This region must be admirably adapted for the cultivation of coffee; for it is well known that the coffee-tree grows best on the sides of steep hills. The land here is said, moreover, to be well adapted for pasture, especially for sheep. In future times flourishing plantations will perhaps arise here, adding life and variety to the glorious landscape. To-day, alas! all around is an unpeopled desert; hardly a miserable hut to be seen here and there half hidden in the verdant screen.
We slept in a village called Beforona.
May 26. Our journey to-day has been a repetition of yesterday’s march, with the single additional incident that we met a drove of oxen in a steep, hollow way. It was fearful to see how the creatures clambered about. Almost at every step they slipped, and I expected every moment they would come tumbling down upon us. With difficulty we found a place where we could stand, pressing against the bank till they had gone by.
Rather late in the afternoon we arrived at our station for the night—a very little village with a very long name—Alamajootra.
May 27. The hills to-day were less lofty and steep, the gorges and valleys somewhat broader, and the roads better. A few miles from our station for the night, on the only high hill we had to cross on this day’s march, the wooded region suddenly came to an end, and a charming landscape lay before us. In the foreground, extending in wavy lines, extending north and south, rose a chain of hills, which we could overlook from our high post of observation; and behind these lay the beautiful elevated plateau Ankay, at least fifteen miles broad (and of much greater length still) from north to south. Toward the east, in the background, two low ranges of mountains rose up against the horizon.

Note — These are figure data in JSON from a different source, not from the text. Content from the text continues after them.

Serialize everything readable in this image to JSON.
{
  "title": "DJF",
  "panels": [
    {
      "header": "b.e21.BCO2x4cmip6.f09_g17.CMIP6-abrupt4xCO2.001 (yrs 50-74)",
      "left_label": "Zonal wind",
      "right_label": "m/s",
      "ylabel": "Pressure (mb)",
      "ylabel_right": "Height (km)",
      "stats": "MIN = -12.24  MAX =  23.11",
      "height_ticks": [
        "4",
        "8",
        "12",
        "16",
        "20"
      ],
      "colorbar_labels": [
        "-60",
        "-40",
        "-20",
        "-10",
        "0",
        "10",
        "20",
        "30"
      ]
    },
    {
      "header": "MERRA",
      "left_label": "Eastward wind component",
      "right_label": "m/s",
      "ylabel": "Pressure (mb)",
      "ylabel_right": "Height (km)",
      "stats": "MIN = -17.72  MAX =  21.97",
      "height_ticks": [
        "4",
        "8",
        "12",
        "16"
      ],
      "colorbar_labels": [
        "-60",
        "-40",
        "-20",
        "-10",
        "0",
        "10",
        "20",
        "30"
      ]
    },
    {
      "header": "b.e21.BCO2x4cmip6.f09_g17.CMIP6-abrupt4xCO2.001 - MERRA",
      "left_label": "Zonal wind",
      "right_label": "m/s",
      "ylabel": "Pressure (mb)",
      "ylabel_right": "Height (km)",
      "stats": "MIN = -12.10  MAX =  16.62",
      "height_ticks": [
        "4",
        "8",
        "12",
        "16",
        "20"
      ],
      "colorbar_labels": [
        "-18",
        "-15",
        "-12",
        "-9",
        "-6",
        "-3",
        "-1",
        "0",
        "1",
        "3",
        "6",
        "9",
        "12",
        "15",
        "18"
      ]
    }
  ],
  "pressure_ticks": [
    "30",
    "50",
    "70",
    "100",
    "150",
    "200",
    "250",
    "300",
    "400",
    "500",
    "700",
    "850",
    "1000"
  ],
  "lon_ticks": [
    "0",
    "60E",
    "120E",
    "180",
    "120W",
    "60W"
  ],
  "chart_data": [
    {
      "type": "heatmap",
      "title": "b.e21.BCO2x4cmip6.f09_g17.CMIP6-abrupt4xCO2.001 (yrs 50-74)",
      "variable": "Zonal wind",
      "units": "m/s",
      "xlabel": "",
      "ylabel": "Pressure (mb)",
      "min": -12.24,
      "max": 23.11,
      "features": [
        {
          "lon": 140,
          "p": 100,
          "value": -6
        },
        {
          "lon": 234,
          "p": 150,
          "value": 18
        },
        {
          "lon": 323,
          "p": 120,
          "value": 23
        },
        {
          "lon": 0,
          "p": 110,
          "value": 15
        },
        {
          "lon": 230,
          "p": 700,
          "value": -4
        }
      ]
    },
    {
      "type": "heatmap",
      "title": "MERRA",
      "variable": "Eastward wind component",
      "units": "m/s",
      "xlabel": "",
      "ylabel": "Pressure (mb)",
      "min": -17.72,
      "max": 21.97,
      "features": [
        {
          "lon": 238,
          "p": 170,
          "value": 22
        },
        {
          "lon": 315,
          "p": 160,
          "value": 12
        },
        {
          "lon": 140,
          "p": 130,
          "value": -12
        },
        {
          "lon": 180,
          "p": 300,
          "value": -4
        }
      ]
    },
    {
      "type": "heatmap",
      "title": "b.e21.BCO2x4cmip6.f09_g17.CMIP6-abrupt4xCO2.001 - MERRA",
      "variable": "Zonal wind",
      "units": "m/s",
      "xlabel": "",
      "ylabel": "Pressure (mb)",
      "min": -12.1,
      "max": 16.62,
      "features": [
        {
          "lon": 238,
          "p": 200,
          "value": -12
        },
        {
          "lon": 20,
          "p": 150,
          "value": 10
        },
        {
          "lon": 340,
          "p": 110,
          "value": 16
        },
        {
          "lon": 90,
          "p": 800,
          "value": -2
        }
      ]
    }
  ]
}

Our station for the night was a village called Maramaya.
May 28. We came to the elevated plateau Ankay, on which we found tolerable roads, so that our journey now proceeded rapidly. On the other hand, we lost a great deal of time in crossing the River Mangor. There was nothing to be had in the way of boats but a few hollowed trunks of trees, each of which would scarcely hold three or four people; thus several hours were consumed in ferrying over our numerous train and multifarious baggage. The rivers which I have as yet seen in Madagascar, including the Mangor, are very broad at certain spots, but they have no depth; the largest of them would not be navigable for a craft of fifty tons. They are very well filled, but, unfortunately, there are many more caymans in these rivers than fishes.
We crossed the low mountain ridge of Efody, and then the way wound onward through pleasant little valleys to the village of Ambodinangano, where we passed the night.
Near many villages I had noticed great upright stones, always placed at some miles’ distance from the village. Some of these, I was told, were funeral monuments; the rest were to mark the spots where the weekly markets are held. It would really seem as if the inhabitants of Madagascar were determined to do every thing differently from other nations, and so, instead of having their markets in the villages, they hold them in lonely desert places miles away from every human dwelling.
May 29. To-day my traveling companions were fully justified in complaining of the roads, which were so bad that, in spite of my enlarged experience in this particular, I was compelled to acknowledge that I had seldom seen any thing to equal them. But the chief problem was how to cross the second little mountain chain of Efody, the sides of which are exceedingly steep. Even my bearers seemed to-day to feel that my frame was decidedly composed of mundane materials, and not of air. Right wearily did they drag me up over the steep heights, resting for a few moments, from time to time, to take breath and gather new strength.